In his book, Tallamy recounts his own “epiphany” when his family moved to 10 acres in southeastern Pennsylvania, an area “farmed for centuries before being subdivided and sold.” He discovered that “at least 35% of the vegetation on our property consisted of aggressive plant species from other continents that were rapidly replacing what native plants we did have.” And he noticed something else: the alien plants on the property, such as the Norway maples and the mile-a-minute weeds, had “very little or no leaf damage from insects.”

Bird with insect
96% of our birds rear their young on insects. (Photo courtesy of Doug Tallamy.)

“This may sound like a gardener’s dream: a land without insects!” Tallamy jokes, but “…because so many animals depend partially or entirely on insect protein for food, a land without insects is a land without most forms of higher life.”

Fortunately, the native plants on his property–including the red maples, pin oaks, black cherries, and many more–displayed plenty of leaf damage, proving them a good source of food for many insects. His conclusions: aggressive alien plant species can ultimately destroy the food supply and habitat for many insects, but native plants can quickly restore essential resources for insects and protect the food they depend upon.

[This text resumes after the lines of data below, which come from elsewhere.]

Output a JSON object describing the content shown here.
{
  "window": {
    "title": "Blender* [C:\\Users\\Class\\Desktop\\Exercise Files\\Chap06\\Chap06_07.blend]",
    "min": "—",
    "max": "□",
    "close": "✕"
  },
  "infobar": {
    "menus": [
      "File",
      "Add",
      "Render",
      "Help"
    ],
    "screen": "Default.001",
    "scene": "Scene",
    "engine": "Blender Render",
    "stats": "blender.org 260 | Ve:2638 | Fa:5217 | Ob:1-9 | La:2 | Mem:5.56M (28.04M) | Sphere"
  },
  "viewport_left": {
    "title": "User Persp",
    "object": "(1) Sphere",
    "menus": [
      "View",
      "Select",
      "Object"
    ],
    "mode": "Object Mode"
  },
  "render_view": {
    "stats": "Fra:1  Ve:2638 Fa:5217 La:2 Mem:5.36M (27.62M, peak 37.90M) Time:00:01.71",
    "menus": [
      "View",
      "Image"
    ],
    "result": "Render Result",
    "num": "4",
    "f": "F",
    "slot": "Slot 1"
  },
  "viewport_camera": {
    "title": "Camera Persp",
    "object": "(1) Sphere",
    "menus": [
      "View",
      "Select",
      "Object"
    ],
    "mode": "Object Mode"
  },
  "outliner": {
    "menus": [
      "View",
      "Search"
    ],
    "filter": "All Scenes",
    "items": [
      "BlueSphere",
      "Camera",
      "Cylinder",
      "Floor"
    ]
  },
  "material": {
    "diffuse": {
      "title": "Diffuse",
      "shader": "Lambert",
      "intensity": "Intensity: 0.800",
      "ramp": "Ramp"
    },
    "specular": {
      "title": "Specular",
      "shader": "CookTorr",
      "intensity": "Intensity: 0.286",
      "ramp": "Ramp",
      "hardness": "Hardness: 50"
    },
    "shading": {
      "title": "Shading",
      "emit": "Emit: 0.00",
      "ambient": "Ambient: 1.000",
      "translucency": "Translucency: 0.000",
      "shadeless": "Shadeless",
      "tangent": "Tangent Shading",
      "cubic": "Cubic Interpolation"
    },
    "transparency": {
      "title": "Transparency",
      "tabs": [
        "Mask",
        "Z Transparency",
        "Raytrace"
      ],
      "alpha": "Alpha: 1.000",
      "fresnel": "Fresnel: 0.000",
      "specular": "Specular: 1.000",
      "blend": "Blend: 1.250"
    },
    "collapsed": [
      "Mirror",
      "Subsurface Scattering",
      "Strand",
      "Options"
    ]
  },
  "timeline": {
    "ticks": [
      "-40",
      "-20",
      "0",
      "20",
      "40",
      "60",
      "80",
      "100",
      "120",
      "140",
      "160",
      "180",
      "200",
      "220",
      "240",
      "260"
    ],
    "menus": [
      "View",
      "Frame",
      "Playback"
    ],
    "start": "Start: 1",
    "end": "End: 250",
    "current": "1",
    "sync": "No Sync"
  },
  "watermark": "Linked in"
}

In this battle to protect plants and wildlife, Tallamy believes everyone can make a significant difference by changing the plant food available for local wildlife. In just a few seasons, by restoring native plants to a garden, whether in a city or suburb, your individual garden can begin to attract the birds and insects that will sustain its ecosystem.


You can register for Doug Tallamy’s lecture online, or call 800-322-6924. The annual Winter Lecture Series, now in its twelfth year, is hosted by the NYBG’s School of Professional Horticulture and Adult Education.

Doug Tallamy is the Director of the Center for Managed Ecosystems at the University of Delaware, where he is also a professor of Entomology and Wildlife Ecology.